Tuesday, May 3, 2011
Matthias Baldwin Park
MATTHIAS BADLWIN WAS A VERY NICE MAN
Will the City--and his so-called friends-- uphold that legacy?
On an unseasonably cold and windy April 16th Saturday morning in a small park formerly known as Franklintown at 19th and Hamilton Streets, a group of people gathered. The small crowd chatted while periodically checking their watches for the arrival of City Councilman Darrell L. Clarke for the big event: the renaming of the park to the Matthias Baldwin Park.
The name change had been in the works for years. The idea was first proposed in an email from Mel Seligsohn, co-chair of Friends of Matthias Baldwin Park, to City Redevelopment Planner, Rick Shnitzler in December of 2007. Emails generally go nowhere but this one caught fire—a slow fire but name changes take time.
The park itself was the creation of Athena Tacha after its commission by the Philadelphia Redevelopment Authority and the Franklintown Corporation in the 1980s.
Who was Matthias Baldwin?
For starters, he was a benevolent businessman, often an oxymoron in today's world.
He was also the founder of the Baldwin Locomotive Works, the sprawling 8-city block industry that occupied the area from Broad Street to 18th Street and then from Spring Garden Street to the Reading Railroad tracks. This cramped 196-acre “field” was the Silicon Valley of its day.
In 1831, Baldwin built a small solitary engine that led to the development of the steam engine that in turn led to the locomotive that ran on tracks from Philadelphia into Germantown and Norristown. The company employed thousands of men in the city before its move to Eddystone.
“It’s rare to name a park after a business person,” Friends of Matthias Baldwin member Mrs. Sandy Owens told the crowd. “Most parks are named after poets, beloved American presidents and musicians, but rarely after a famous businessman, but that’s our mane today.
“Even as late as 1957 when his business closed after 112 years, people in Philadelphia still knew who Matthias Baldwin was and they knew the Baldwin Locomotive Works. I think if we asked Philadelphians today who Matthias Baldwin was very few could answer that question…”
Unfortunately, there were no signs of life in or around the Tivoli, the handsome but somehow ghostly looking apartment complex bordering the park. A friend informed me that its primary occupants, hipsters and yuppies with dogs, were probably still asleep in their digs, unaware that their favorite doggie park was undergoing a name change. One would think, naturally, that such an event would be a draw, and that the couples would exit en masse, doggie in tow, to take a peek, but that was not the case. We were left wondering if any of them were viewing the proceedings, knee deep in coffee and laptops, from the upper story windows.

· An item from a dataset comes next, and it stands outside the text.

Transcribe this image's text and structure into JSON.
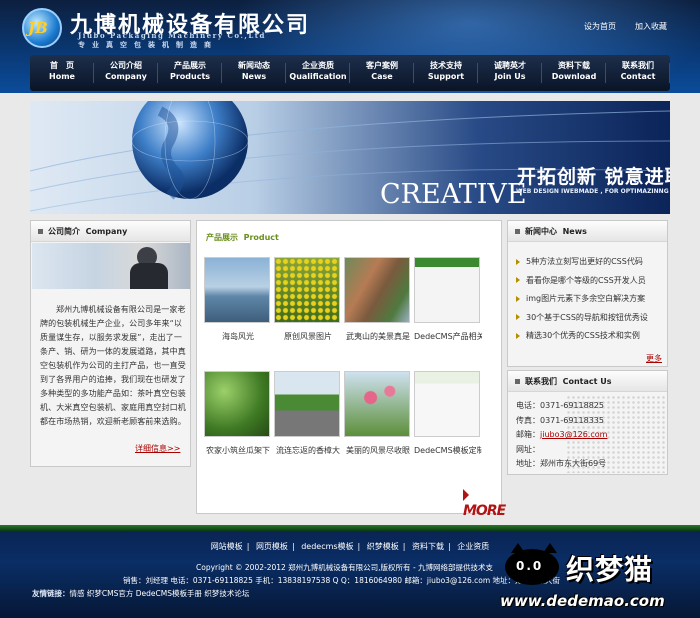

Had they ventured out they would have heard Seamus Kearney, key organizer of the event and co-founder of the Friends of Matthias Baldwin, recite the Baldwin-disappearance mantra.
“His great house on the banks of the Delaware, gone
His factor disappeared
The company he founded no longer in existence
The school named for him now demolished
And a statue of him situated in a little visited nook in City Hall!”

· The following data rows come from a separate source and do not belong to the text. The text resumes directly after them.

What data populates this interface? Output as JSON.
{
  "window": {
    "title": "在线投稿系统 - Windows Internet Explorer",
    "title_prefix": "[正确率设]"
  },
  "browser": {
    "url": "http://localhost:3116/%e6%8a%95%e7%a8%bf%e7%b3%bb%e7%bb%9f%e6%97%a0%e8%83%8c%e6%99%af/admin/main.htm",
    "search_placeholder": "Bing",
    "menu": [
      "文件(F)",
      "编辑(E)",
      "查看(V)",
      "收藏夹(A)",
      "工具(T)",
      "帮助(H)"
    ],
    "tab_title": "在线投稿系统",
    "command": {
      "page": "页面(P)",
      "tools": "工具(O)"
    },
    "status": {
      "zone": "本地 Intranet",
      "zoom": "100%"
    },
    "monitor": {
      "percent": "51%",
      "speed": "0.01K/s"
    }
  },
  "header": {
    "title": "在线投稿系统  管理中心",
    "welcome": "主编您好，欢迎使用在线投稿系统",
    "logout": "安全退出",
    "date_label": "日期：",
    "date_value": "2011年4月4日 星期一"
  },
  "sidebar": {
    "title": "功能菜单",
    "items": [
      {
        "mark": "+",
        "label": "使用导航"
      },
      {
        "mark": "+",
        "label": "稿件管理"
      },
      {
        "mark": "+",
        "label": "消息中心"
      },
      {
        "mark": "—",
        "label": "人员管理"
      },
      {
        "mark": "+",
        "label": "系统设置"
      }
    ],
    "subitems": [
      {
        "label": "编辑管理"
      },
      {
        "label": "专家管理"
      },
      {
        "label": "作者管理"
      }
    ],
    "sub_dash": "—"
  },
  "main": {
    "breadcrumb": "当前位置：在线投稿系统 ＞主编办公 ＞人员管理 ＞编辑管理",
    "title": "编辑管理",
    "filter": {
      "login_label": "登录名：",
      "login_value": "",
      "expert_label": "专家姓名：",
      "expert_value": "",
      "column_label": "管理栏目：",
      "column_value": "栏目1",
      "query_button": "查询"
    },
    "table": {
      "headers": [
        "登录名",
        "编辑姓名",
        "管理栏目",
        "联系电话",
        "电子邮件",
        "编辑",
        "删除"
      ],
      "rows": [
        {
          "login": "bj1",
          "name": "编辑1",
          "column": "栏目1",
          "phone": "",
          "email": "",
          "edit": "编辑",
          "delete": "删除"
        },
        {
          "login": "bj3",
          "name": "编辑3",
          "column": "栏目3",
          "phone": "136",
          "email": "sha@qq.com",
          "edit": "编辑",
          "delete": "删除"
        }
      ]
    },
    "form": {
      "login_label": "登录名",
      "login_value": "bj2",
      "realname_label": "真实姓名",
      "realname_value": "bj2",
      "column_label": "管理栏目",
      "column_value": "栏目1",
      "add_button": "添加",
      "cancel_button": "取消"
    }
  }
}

But we will, Kearney promised, “revive the memory of Matthias Baldwin and his deeds.”
When at last the ever gracious Mr. Clarke spoke, he apologized for being late although nobody was holding him to it.
“I was up at a park in Northern Liberties near 4th Street waiting for the mayor, waiting for the mayor,” he said to knowing chuckles. “And then I said, ‘I gotta go,’ and they said, ‘Where you have to go?’ and I said “I gotta go down to Franklin Town Park; they’re renaming it,’ and they said ‘Oh you mean that little fancy park?’”

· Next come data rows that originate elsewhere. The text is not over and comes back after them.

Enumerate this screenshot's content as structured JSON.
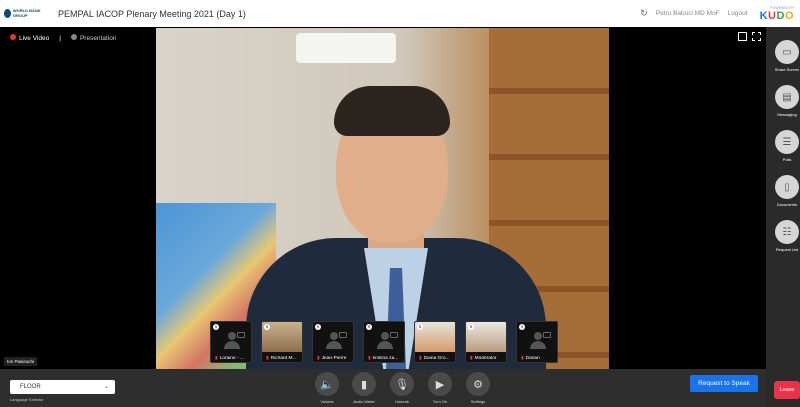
{
  "header": {
    "logo_text": "WORLD BANK GROUP",
    "title": "PEMPAL IACOP Plenary Meeting 2021 (Day 1)",
    "user_name": "Petru Babuci MD MoF",
    "logout_label": "Logout",
    "powered_by": "POWERED BY",
    "kudo": "KUDO"
  },
  "modes": {
    "live_video": "Live Video",
    "presentation": "Presentation"
  },
  "speaker_caption": "Ion Pasieuchi",
  "participants": [
    {
      "name": "Loraine - ...",
      "badge": "S"
    },
    {
      "name": "Richard M...",
      "badge": "S"
    },
    {
      "name": "Jean-Pierre",
      "badge": "S"
    },
    {
      "name": "kristina za...",
      "badge": "S"
    },
    {
      "name": "Diana Gro...",
      "badge": "S"
    },
    {
      "name": "Moderator",
      "badge": "S"
    },
    {
      "name": "Darian",
      "badge": "S"
    }
  ],
  "sidebar": {
    "share_screen": "Share Screen",
    "messaging": "Messaging",
    "polls": "Polls",
    "documents": "Documents",
    "request_list": "Request List"
  },
  "language": {
    "selected": "FLOOR",
    "label": "Language Selector"
  },
  "controls": {
    "volume": "Volume",
    "audio_meter": "Audio Meter",
    "unmute": "Unmute",
    "turn_on": "Turn On",
    "settings": "Settings"
  },
  "request_to_speak": "Request to Speak",
  "leave": "Leave",
  "colors": {
    "accent": "#1a73e8",
    "leave": "#e8334a",
    "live": "#e53935"
  }
}
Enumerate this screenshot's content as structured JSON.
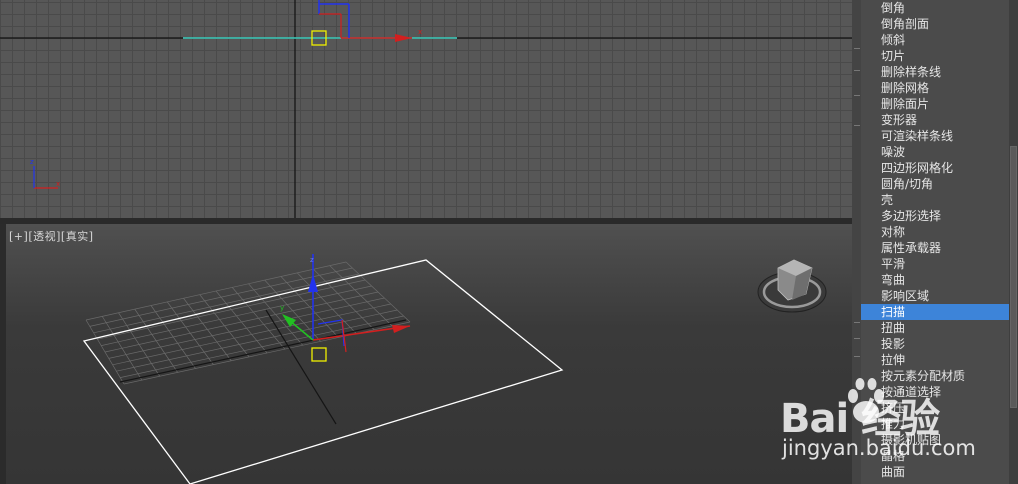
{
  "viewports": {
    "perspective_label": {
      "plus": "[+]",
      "view": "[透视]",
      "shading": "[真实]"
    },
    "axis_labels": {
      "x": "x",
      "y": "y",
      "z": "z"
    }
  },
  "modifier_list": {
    "items": [
      "倒角",
      "倒角剖面",
      "倾斜",
      "切片",
      "删除样条线",
      "删除网格",
      "删除面片",
      "变形器",
      "可渲染样条线",
      "噪波",
      "四边形网格化",
      "圆角/切角",
      "壳",
      "多边形选择",
      "对称",
      "属性承载器",
      "平滑",
      "弯曲",
      "影响区域",
      "扫描",
      "扭曲",
      "投影",
      "拉伸",
      "按元素分配材质",
      "按通道选择",
      "挤压",
      "推力",
      "摄影机贴图",
      "晶格",
      "曲面"
    ],
    "selected": "扫描"
  },
  "watermark": {
    "logo_text": "Bai  经验",
    "url": "jingyan.baidu.com"
  },
  "colors": {
    "selection": "#3d84d9",
    "axis_x": "#d21f1f",
    "axis_y": "#22c022",
    "axis_z": "#2233ee",
    "gizmo_yellow": "#f0f000",
    "spline_cyan": "#40d0c0"
  }
}
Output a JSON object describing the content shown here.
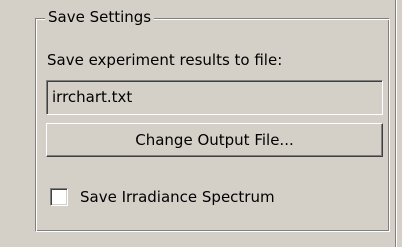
{
  "save_settings": {
    "title": "Save Settings",
    "file_prompt": "Save experiment results to file:",
    "output_file": "irrchart.txt",
    "change_button_label": "Change Output File...",
    "save_spectrum": {
      "label": "Save Irradiance Spectrum",
      "checked": false
    }
  }
}
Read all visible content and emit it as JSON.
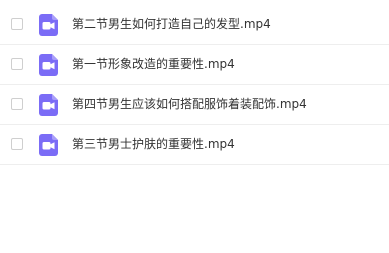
{
  "files": [
    {
      "name": "第二节男生如何打造自己的发型.mp4",
      "icon": "video-file-icon"
    },
    {
      "name": "第一节形象改造的重要性.mp4",
      "icon": "video-file-icon"
    },
    {
      "name": "第四节男生应该如何搭配服饰着装配饰.mp4",
      "icon": "video-file-icon"
    },
    {
      "name": "第三节男士护肤的重要性.mp4",
      "icon": "video-file-icon"
    }
  ],
  "colors": {
    "icon_bg": "#7B6CF6",
    "icon_fg": "#ffffff",
    "text": "#333333",
    "divider": "#eeeeee",
    "checkbox_border": "#cfcfcf"
  }
}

More chuckles from the crowd as the wind kicked in, blowing the paper plates set nearby for the donated fresh fruit from a nearby deli called Fretters.
“It may be a little fancy, but it’s no less a park than what you guys have here,” Clarke said he told the Northern Liberties folks.
“Actually, I thought this was going to be much more of a challenge,” Clarke confessed. I thought at first—Franklin Town? That’s a significant name. Franklin? Em, been around for a while. Well, we contacted the park, and they went to work with the Friends group here and they got on the case!”
As great as Ben Franklin was, the city can survive with one less park named Franklin.
At the sign’s unveiling there was a robust round of applause, and immediately after this came a gust of wind I can only describe as “locomotive.”
---The absence of the mainstream press at the event was discouraging. Only The Weekly Press showed up. For that The Weekly Press should receive a special citation. The reality is, they received the opposite from the very people who shuld have been more "Baldwin-like."